To the south, KMK Batteries 3 and 5 participated in the siege of Novogeorgievsk, which the Germans had surrounded on 10 August. On 13 August, KMK Batteries 3 and 5 attacked with the siege guns from the north, shelling forts XIV, XV and XVI. On 16 August, German infantry stormed forts XV and XVI as the artillery bombarded them. A 42-centimetre shell struck German troops attacking Fort XV, resulting in heavy casualties but the Germans took the forts. The Russians abandoned the outer ring on 18 August, allowing the Germans to open a hole in the inner ring and capture Novogeorgievsk the next day. The Russians abandoned fortresses wholesale during the Great Retreat. At Grodno, KMK Batteries 3, 5, and 6 were not even fully emplaced when the fortress was evacuated on 3 September. The last deployment of M-Gerät guns on the Eastern Front was in October 1915, when KMK Battery 6 was attached to the German 11th Army as it invaded Serbia.

== Replicas and legacy ==
The nickname "Big Bertha" appeared early in the war, when German soldiers named the guns Dicke Berta at the Battle of Liège, a reference to Bertha Krupp, who had inherited the Krupp works from her father.

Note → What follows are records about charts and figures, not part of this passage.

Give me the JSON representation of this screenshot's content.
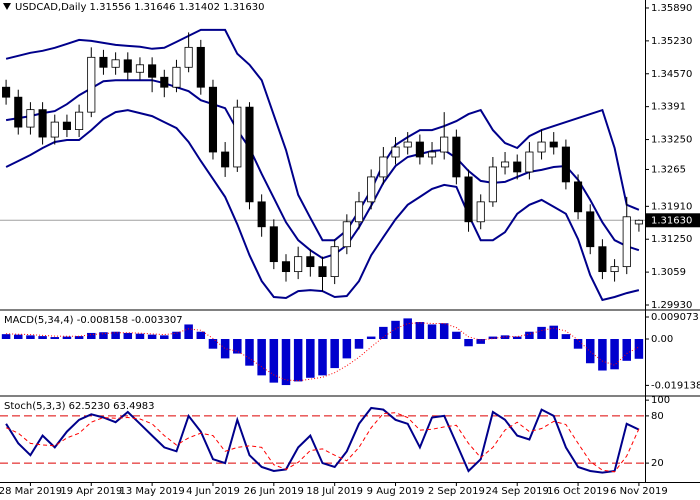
{
  "chart_data": [
    {
      "type": "candlestick",
      "title": "USDCAD,Daily  1.31556 1.31646 1.31402 1.31630",
      "categories": [
        null,
        null,
        "28 Mar 2019",
        null,
        null,
        null,
        null,
        "19 Apr 2019",
        null,
        null,
        null,
        null,
        "13 May 2019",
        null,
        null,
        null,
        null,
        "4 Jun 2019",
        null,
        null,
        null,
        null,
        "26 Jun 2019",
        null,
        null,
        null,
        null,
        "18 Jul 2019",
        null,
        null,
        null,
        null,
        "9 Aug 2019",
        null,
        null,
        null,
        null,
        "2 Sep 2019",
        null,
        null,
        null,
        null,
        "24 Sep 2019",
        null,
        null,
        null,
        null,
        "16 Oct 2019",
        null,
        null,
        null,
        null,
        "6 Nov 2019"
      ],
      "open": [
        1.343,
        1.341,
        1.335,
        1.3385,
        1.333,
        1.336,
        1.3345,
        1.338,
        1.349,
        1.347,
        1.3485,
        1.346,
        1.3475,
        1.345,
        1.343,
        1.347,
        1.351,
        1.343,
        1.33,
        1.327,
        1.339,
        1.32,
        1.315,
        1.308,
        1.306,
        1.309,
        1.307,
        1.305,
        1.311,
        1.316,
        1.32,
        1.325,
        1.329,
        1.331,
        1.332,
        1.329,
        1.33,
        1.333,
        1.325,
        1.316,
        1.32,
        1.327,
        1.328,
        1.326,
        1.33,
        1.332,
        1.331,
        1.324,
        1.318,
        1.311,
        1.306,
        1.307,
        1.31556
      ],
      "high": [
        1.3445,
        1.3425,
        1.34,
        1.34,
        1.3375,
        1.3375,
        1.3395,
        1.351,
        1.3505,
        1.35,
        1.35,
        1.349,
        1.349,
        1.3465,
        1.3485,
        1.354,
        1.3525,
        1.3445,
        1.332,
        1.3405,
        1.34,
        1.3215,
        1.3165,
        1.3095,
        1.311,
        1.3105,
        1.309,
        1.3125,
        1.3175,
        1.322,
        1.3265,
        1.331,
        1.333,
        1.334,
        1.3335,
        1.332,
        1.338,
        1.3345,
        1.3265,
        1.3215,
        1.329,
        1.33,
        1.3295,
        1.332,
        1.3345,
        1.334,
        1.3325,
        1.3255,
        1.3195,
        1.3125,
        1.3085,
        1.321,
        1.31646
      ],
      "low": [
        1.3395,
        1.3335,
        1.3335,
        1.3315,
        1.3315,
        1.333,
        1.333,
        1.337,
        1.3455,
        1.3455,
        1.3445,
        1.3445,
        1.342,
        1.341,
        1.342,
        1.346,
        1.3415,
        1.3285,
        1.325,
        1.326,
        1.3185,
        1.313,
        1.3065,
        1.304,
        1.3045,
        1.305,
        1.302,
        1.3035,
        1.3095,
        1.3145,
        1.3185,
        1.3235,
        1.3275,
        1.3295,
        1.3275,
        1.3275,
        1.3285,
        1.3235,
        1.314,
        1.3145,
        1.319,
        1.3255,
        1.3245,
        1.3245,
        1.3285,
        1.3295,
        1.3225,
        1.3165,
        1.3095,
        1.3045,
        1.304,
        1.3055,
        1.31402
      ],
      "close": [
        1.341,
        1.335,
        1.3385,
        1.333,
        1.336,
        1.3345,
        1.338,
        1.349,
        1.347,
        1.3485,
        1.346,
        1.3475,
        1.345,
        1.343,
        1.347,
        1.351,
        1.343,
        1.33,
        1.327,
        1.339,
        1.32,
        1.315,
        1.308,
        1.306,
        1.309,
        1.307,
        1.305,
        1.311,
        1.316,
        1.32,
        1.325,
        1.329,
        1.331,
        1.332,
        1.329,
        1.33,
        1.333,
        1.325,
        1.316,
        1.32,
        1.327,
        1.328,
        1.326,
        1.33,
        1.332,
        1.331,
        1.324,
        1.318,
        1.311,
        1.306,
        1.307,
        1.317,
        1.3163
      ],
      "up_color": "#ffffff",
      "down_color": "#000000",
      "bands": [
        {
          "color": "#00008b",
          "values": [
            1.3487,
            1.3493,
            1.3499,
            1.3503,
            1.3509,
            1.3517,
            1.3525,
            1.3523,
            1.3519,
            1.3515,
            1.3513,
            1.3511,
            1.3507,
            1.3509,
            1.3521,
            1.3533,
            1.3545,
            1.3545,
            1.3545,
            1.3497,
            1.3475,
            1.3444,
            1.3374,
            1.3304,
            1.3214,
            1.3168,
            1.3123,
            1.3123,
            1.3143,
            1.3182,
            1.3224,
            1.3276,
            1.3314,
            1.333,
            1.3344,
            1.3344,
            1.3352,
            1.3362,
            1.3376,
            1.3384,
            1.3344,
            1.3318,
            1.3308,
            1.3332,
            1.3344,
            1.3352,
            1.336,
            1.3368,
            1.3376,
            1.3384,
            1.3308,
            1.3194,
            1.3184
          ]
        },
        {
          "color": "#00008b",
          "values": [
            1.3364,
            1.3368,
            1.3372,
            1.3378,
            1.3382,
            1.3396,
            1.3414,
            1.3428,
            1.3442,
            1.3444,
            1.3444,
            1.3444,
            1.3444,
            1.3438,
            1.343,
            1.3422,
            1.3404,
            1.3396,
            1.3388,
            1.3344,
            1.3308,
            1.3256,
            1.3208,
            1.3159,
            1.3123,
            1.3103,
            1.3087,
            1.3095,
            1.3113,
            1.3149,
            1.3192,
            1.3238,
            1.3272,
            1.329,
            1.3296,
            1.3302,
            1.3304,
            1.3288,
            1.3262,
            1.3242,
            1.3238,
            1.324,
            1.325,
            1.326,
            1.3264,
            1.327,
            1.3272,
            1.3244,
            1.3204,
            1.3159,
            1.3123,
            1.3111,
            1.3103
          ]
        },
        {
          "color": "#00008b",
          "values": [
            1.327,
            1.3282,
            1.3294,
            1.3308,
            1.332,
            1.3324,
            1.3324,
            1.3344,
            1.3366,
            1.338,
            1.3384,
            1.3378,
            1.3372,
            1.336,
            1.3348,
            1.332,
            1.3282,
            1.3246,
            1.321,
            1.3155,
            1.3093,
            1.3041,
            1.3009,
            1.3007,
            1.3021,
            1.3023,
            1.3021,
            1.3009,
            1.3011,
            1.3041,
            1.3093,
            1.3129,
            1.3165,
            1.3194,
            1.321,
            1.3226,
            1.3234,
            1.323,
            1.3174,
            1.3123,
            1.3123,
            1.3139,
            1.3176,
            1.3194,
            1.3204,
            1.319,
            1.3176,
            1.3125,
            1.3053,
            1.3003,
            1.3009,
            1.3017,
            1.3023
          ]
        }
      ],
      "last_price": {
        "value": 1.3163,
        "label": "1.31630"
      },
      "ylim": [
        1.2985,
        1.3605
      ],
      "yticks": [
        {
          "value": 1.3589,
          "label": "1.35890"
        },
        {
          "value": 1.3523,
          "label": "1.35230"
        },
        {
          "value": 1.3457,
          "label": "1.34570"
        },
        1.3391,
        {
          "value": 1.3325,
          "label": "1.33250"
        },
        1.3265,
        {
          "value": 1.3191,
          "label": "1.31910"
        },
        {
          "value": 1.3125,
          "label": "1.31250"
        },
        1.3059,
        {
          "value": 1.2993,
          "label": "1.29930"
        }
      ]
    },
    {
      "type": "macd",
      "title": "MACD(5,34,4) -0.008158 -0.003307",
      "histogram": {
        "color": "#0000cd",
        "values": [
          0.002,
          0.0018,
          0.0015,
          0.0012,
          0.0008,
          0.001,
          0.0012,
          0.0025,
          0.0028,
          0.003,
          0.0025,
          0.0022,
          0.0018,
          0.0015,
          0.003,
          0.006,
          0.003,
          -0.004,
          -0.008,
          -0.006,
          -0.011,
          -0.015,
          -0.018,
          -0.019,
          -0.0175,
          -0.016,
          -0.015,
          -0.012,
          -0.008,
          -0.004,
          0.001,
          0.005,
          0.0075,
          0.0085,
          0.007,
          0.006,
          0.0065,
          0.003,
          -0.003,
          -0.002,
          0.001,
          0.0015,
          0.001,
          0.003,
          0.005,
          0.0055,
          0.002,
          -0.004,
          -0.01,
          -0.013,
          -0.0125,
          -0.009,
          -0.008158
        ]
      },
      "signal": {
        "color": "#ff0000",
        "style": "dotted",
        "values": [
          0.0022,
          0.002,
          0.0018,
          0.0015,
          0.0012,
          0.0011,
          0.0011,
          0.0018,
          0.0022,
          0.0026,
          0.0026,
          0.0024,
          0.0021,
          0.0018,
          0.0024,
          0.0042,
          0.0036,
          0.0002,
          -0.004,
          -0.005,
          -0.008,
          -0.0115,
          -0.0148,
          -0.0169,
          -0.0172,
          -0.0166,
          -0.0158,
          -0.0139,
          -0.011,
          -0.0075,
          -0.0033,
          0.0008,
          0.0042,
          0.0064,
          0.0067,
          0.0064,
          0.0064,
          0.0047,
          0.0009,
          -0.0005,
          0.0002,
          0.0009,
          0.001,
          0.002,
          0.0035,
          0.0045,
          0.0033,
          -0.0004,
          -0.0052,
          -0.0091,
          -0.0108,
          -0.006,
          -0.003307
        ]
      },
      "ylim": [
        -0.0231,
        0.01155
      ],
      "yticks": [
        0.009073,
        {
          "value": 0,
          "label": "0.00"
        },
        -0.019138
      ]
    },
    {
      "type": "stochastic",
      "title": "Stoch(5,3,3) 62.5230 63.4983",
      "series": [
        {
          "color": "#00008b",
          "style": "solid",
          "values": [
            70,
            45,
            30,
            55,
            40,
            60,
            75,
            82,
            78,
            72,
            85,
            70,
            55,
            40,
            35,
            80,
            60,
            25,
            20,
            75,
            30,
            15,
            10,
            12,
            40,
            55,
            20,
            15,
            35,
            70,
            90,
            88,
            75,
            70,
            40,
            78,
            80,
            45,
            10,
            25,
            85,
            75,
            55,
            50,
            88,
            80,
            40,
            15,
            10,
            8,
            10,
            70,
            62.523
          ]
        },
        {
          "color": "#ff0000",
          "style": "dashed",
          "values": [
            65,
            58,
            45,
            43,
            42,
            52,
            58,
            72,
            78,
            77,
            78,
            76,
            70,
            55,
            43,
            52,
            58,
            55,
            35,
            40,
            42,
            40,
            18,
            12,
            21,
            36,
            38,
            30,
            23,
            40,
            65,
            83,
            84,
            78,
            62,
            63,
            66,
            68,
            45,
            27,
            40,
            62,
            72,
            60,
            64,
            73,
            69,
            45,
            22,
            11,
            9,
            29,
            63.4983
          ]
        }
      ],
      "levels": [
        80,
        20
      ],
      "level_color": "#dd0000",
      "ylim": [
        -4,
        104
      ],
      "yticks": [
        100,
        80,
        20
      ]
    }
  ]
}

The name spread to German newspapers and then to Allied troops as "Big Bertha" and became slang for all heavy German artillery, but especially the 42-centimetre guns. The name has since entered the public consciousness, for example being applied as a moniker to a line of Callaway golf clubs, a satirical French-language magazine, and a bond-buying policy by Mario Draghi, President of the European Central Bank.

Two M-Gerät guns were surrendered to the US Army at Spincourt in November 1918. One was taken to the United States, evaluated and then put on display at the Aberdeen Proving Ground, while the other was left unassembled in its transport configuration. Both were scrapped in 1943 and the early 1950s. World War I veteran Emil Cherubin built a replica of an M-Gerät, which toured Germany and appeared on a few postage stamps. The Paris Gun, a railway gun developed during the war and used to bomb Paris in 1918, has historically been confused with the M-Gerät since World War I.